At the same time, China’s CNPC was already on the list of the shareholders. It bought the share previously belonging to ConocoPhillips. The Chinese oilers tended to trust the big and serious player. By that time, the Kazakh shareholders had turned into this vehicle’s “passengers” who could only hope to get contracts from their big bosses.
Kashagan’s Legacy
What conclusions can be made on the basis of the management structure and the oilfield development strategy analysis? Here is our view.
- The Kazakh government did not attempt to consider alternative scenarios when choosing the Caspian Sea development strategy. For instance, they did not calculate possible earnings that could have been received from the capture and world market distribution of the acipenserids endemic to the region. At the beginning of the 90s such a scenario could perhaps seem a “green utopia”, nowadays, however, it looks much more realistic compared to the unclear earning perspectives of the oil affair.
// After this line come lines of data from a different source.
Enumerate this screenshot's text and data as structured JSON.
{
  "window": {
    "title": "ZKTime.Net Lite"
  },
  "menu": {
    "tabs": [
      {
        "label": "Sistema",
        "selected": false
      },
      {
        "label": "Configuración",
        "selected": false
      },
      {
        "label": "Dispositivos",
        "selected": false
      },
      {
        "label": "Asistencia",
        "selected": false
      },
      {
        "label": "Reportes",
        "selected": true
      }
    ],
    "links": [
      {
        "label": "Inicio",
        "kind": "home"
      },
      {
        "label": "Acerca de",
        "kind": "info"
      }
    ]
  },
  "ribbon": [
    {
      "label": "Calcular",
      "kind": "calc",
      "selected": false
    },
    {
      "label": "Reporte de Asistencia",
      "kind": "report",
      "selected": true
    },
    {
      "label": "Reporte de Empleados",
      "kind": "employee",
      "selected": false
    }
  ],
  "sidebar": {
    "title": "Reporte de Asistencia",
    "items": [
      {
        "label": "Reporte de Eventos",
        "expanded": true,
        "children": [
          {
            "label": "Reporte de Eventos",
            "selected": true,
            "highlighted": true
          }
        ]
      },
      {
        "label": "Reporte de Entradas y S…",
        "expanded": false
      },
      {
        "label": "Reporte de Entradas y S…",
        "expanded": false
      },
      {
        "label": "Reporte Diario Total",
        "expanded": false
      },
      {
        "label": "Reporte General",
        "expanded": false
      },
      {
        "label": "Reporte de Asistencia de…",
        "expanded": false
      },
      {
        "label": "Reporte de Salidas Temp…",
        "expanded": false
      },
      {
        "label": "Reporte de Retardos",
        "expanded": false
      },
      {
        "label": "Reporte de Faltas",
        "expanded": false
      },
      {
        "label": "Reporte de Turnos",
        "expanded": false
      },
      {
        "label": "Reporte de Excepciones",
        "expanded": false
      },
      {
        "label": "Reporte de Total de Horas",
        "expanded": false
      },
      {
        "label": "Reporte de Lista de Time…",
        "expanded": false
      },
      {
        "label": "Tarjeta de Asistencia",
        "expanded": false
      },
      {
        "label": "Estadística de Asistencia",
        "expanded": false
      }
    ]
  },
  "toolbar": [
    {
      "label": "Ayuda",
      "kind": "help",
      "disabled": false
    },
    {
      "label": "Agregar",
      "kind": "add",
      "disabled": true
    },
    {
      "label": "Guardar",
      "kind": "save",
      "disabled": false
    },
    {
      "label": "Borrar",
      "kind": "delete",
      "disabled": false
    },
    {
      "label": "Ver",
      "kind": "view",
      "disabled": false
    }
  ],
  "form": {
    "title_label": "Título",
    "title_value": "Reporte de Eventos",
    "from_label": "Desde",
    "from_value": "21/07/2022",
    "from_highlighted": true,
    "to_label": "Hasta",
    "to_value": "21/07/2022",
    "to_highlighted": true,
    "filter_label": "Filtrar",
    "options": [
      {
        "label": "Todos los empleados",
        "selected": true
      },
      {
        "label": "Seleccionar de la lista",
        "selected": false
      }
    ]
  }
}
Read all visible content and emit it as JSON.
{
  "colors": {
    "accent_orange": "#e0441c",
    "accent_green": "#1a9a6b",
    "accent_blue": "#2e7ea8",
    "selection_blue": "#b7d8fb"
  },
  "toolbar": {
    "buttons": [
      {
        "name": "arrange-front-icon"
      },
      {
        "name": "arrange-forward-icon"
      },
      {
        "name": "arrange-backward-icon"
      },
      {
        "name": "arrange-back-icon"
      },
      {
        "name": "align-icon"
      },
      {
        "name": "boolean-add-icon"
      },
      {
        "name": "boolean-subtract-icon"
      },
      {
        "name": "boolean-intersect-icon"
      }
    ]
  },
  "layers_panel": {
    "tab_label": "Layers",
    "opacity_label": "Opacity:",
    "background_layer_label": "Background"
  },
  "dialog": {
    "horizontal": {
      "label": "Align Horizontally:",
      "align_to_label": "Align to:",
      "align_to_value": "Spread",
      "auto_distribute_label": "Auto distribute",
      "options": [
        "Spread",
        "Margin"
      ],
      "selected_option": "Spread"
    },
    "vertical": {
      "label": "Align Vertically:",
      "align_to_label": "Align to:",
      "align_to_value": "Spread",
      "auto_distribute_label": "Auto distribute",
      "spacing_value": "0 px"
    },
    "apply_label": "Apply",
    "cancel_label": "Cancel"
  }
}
- Any attempts to implement an independent economic strategy will unavoidably meet the strong opposition on the part of the close (and not so close) neighbors. Formally, the era of imperialism and realpolitik has perhaps ended but, in the actual world, it is still very real and now plays a much more significant role than at the time of the cold war when it was clear who your allies and enemies were.
- Counting on a small player in the hope that it could balance the giants’ interests is futile. Usually, insignificant figures hide behind themselves big players whose interests are radically different from the national ones. They can, however, coincide with private interests of selected state officials.
- No matter what, the Chinese unavoidably appear on the list of the powerful players.
Whether we are right or wrong is up to the reader to decide.